Sylvia laughed in his face. He looked very offended. She didn't care. "You tell me that after you've put to sea, and I'll take you seriously. Till then…" She shook her head and laughed some more.

But she'd yielded ground, and her son took advantage of it. "Let me find out, then. I'll tell you everything once I get back. Mr. Butcher, he says he'll pay me like a regular sailor, not a first-timer, on account of he was friends with Pop."

That was generous. Sylvia couldn't deny it. She wished she could have, for she would. Tears came to her eyes again. She was losing her little boy, and saw no way to escape it. There before her stood someone who wanted to be a man, and who was ever so close to getting what he wanted. She sighed. "All right, George. If that's what you care to do, I don't suppose I can stop you."

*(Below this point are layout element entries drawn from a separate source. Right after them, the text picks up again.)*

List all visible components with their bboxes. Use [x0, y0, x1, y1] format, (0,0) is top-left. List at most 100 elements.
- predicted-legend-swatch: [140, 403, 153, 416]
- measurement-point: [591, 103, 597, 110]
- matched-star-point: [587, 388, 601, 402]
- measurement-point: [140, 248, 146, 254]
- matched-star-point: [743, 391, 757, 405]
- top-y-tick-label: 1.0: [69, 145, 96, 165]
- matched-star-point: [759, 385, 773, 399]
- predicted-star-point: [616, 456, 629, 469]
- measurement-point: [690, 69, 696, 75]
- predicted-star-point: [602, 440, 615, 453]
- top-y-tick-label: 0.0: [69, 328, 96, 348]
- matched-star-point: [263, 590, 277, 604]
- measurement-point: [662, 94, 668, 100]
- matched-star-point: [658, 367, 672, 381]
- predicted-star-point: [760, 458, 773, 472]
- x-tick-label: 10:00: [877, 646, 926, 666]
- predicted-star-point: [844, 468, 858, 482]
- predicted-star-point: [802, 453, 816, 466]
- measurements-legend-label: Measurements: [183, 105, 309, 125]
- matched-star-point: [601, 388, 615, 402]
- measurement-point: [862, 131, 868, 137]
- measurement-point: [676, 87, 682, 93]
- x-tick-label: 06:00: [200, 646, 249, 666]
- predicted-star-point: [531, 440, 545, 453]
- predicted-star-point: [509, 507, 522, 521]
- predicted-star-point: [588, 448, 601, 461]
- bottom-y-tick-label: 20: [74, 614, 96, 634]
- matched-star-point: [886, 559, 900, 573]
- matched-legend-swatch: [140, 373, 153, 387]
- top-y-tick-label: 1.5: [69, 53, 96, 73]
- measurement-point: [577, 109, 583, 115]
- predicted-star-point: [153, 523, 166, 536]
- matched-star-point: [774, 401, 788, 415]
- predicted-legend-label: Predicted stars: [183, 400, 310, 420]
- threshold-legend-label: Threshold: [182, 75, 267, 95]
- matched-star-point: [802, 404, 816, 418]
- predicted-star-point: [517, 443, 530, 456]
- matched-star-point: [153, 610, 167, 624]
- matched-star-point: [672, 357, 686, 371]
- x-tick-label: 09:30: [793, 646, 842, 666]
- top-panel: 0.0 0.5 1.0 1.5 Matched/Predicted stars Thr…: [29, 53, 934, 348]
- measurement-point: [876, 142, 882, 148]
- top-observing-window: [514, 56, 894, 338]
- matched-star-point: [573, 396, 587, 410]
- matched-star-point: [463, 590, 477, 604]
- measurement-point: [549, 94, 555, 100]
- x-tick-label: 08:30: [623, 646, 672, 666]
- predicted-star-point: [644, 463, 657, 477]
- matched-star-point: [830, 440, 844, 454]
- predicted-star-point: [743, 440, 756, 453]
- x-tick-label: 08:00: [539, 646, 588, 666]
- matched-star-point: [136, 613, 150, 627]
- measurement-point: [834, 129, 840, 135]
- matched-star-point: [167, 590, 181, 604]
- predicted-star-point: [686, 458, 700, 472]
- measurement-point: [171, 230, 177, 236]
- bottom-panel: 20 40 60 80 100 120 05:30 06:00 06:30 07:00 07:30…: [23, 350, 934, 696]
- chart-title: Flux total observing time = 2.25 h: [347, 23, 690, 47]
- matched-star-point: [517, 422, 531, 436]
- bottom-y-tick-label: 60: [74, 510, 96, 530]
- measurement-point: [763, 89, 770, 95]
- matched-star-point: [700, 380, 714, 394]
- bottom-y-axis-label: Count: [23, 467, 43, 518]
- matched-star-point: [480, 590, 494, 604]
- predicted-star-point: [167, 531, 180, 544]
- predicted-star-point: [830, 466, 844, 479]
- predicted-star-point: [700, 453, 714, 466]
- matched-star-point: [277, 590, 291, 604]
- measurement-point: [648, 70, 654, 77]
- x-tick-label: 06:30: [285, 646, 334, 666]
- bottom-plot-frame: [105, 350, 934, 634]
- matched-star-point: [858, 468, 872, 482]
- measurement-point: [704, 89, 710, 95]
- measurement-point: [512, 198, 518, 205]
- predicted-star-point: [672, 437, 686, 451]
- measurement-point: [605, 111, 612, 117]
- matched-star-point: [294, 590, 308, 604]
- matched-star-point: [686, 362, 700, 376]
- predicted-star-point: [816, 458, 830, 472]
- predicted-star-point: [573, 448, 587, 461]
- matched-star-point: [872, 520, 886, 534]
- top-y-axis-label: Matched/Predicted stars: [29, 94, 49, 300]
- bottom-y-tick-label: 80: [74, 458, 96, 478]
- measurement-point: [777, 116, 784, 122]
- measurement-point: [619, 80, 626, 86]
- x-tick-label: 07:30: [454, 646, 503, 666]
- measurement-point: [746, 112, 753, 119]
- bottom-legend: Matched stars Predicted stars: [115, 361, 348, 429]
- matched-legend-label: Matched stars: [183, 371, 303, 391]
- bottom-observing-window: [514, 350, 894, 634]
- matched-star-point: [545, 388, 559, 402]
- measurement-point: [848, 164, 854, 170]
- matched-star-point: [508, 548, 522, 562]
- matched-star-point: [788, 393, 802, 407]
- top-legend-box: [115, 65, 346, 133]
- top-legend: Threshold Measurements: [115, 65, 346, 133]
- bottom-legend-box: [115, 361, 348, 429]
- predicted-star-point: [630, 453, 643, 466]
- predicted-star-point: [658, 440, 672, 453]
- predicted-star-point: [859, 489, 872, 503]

His jaw dropped. Enough boy lingered in him to make him take his mother's word very seriously. "Thank you! Oh, thank you!" he exclaimed, and gave Sylvia a hug that made her feel tiny and short. "I'll work as hard as Pop did, I promise, and save my money, and… everything." He ran out of promises and imagination at the same time.

"I hope it works out, George. I pray it works out." When a tear slid down Sylvia's face, her son looked alarmed. She waved him away. "You're not going to get me not to worry, so don't even try. I worried about your father every day he was at sea, and I'll worry about you, too."

"Everything will be fine, Ma." George, Jr., spoke with the certainty inherent in sixteen. Sylvia remembered how she'd been when she was that age. And it was worse with boys. They thought they were stallions, and had to paw the ground with their hooves and neigh and rear and show the world how tough they were.

The world didn't care. Most of them needed years to figure that out. Some never did figure it out. The world rolled over them either way: it ground them down and made them fit into their slots. If they wouldn't grind down and wouldn't fit, it broke them. Sylvia didn't think it intended to. But what it intended and what happened were two different beasts.

It had rammed her into a slot, all right. Here she was, coming up on middle age, living from day to day, wondering how she'd get by, worrying because her only son was quitting school and taking up a dangerous trade. If there weren't ten thousand others just like her in Boston, she'd have been astonished.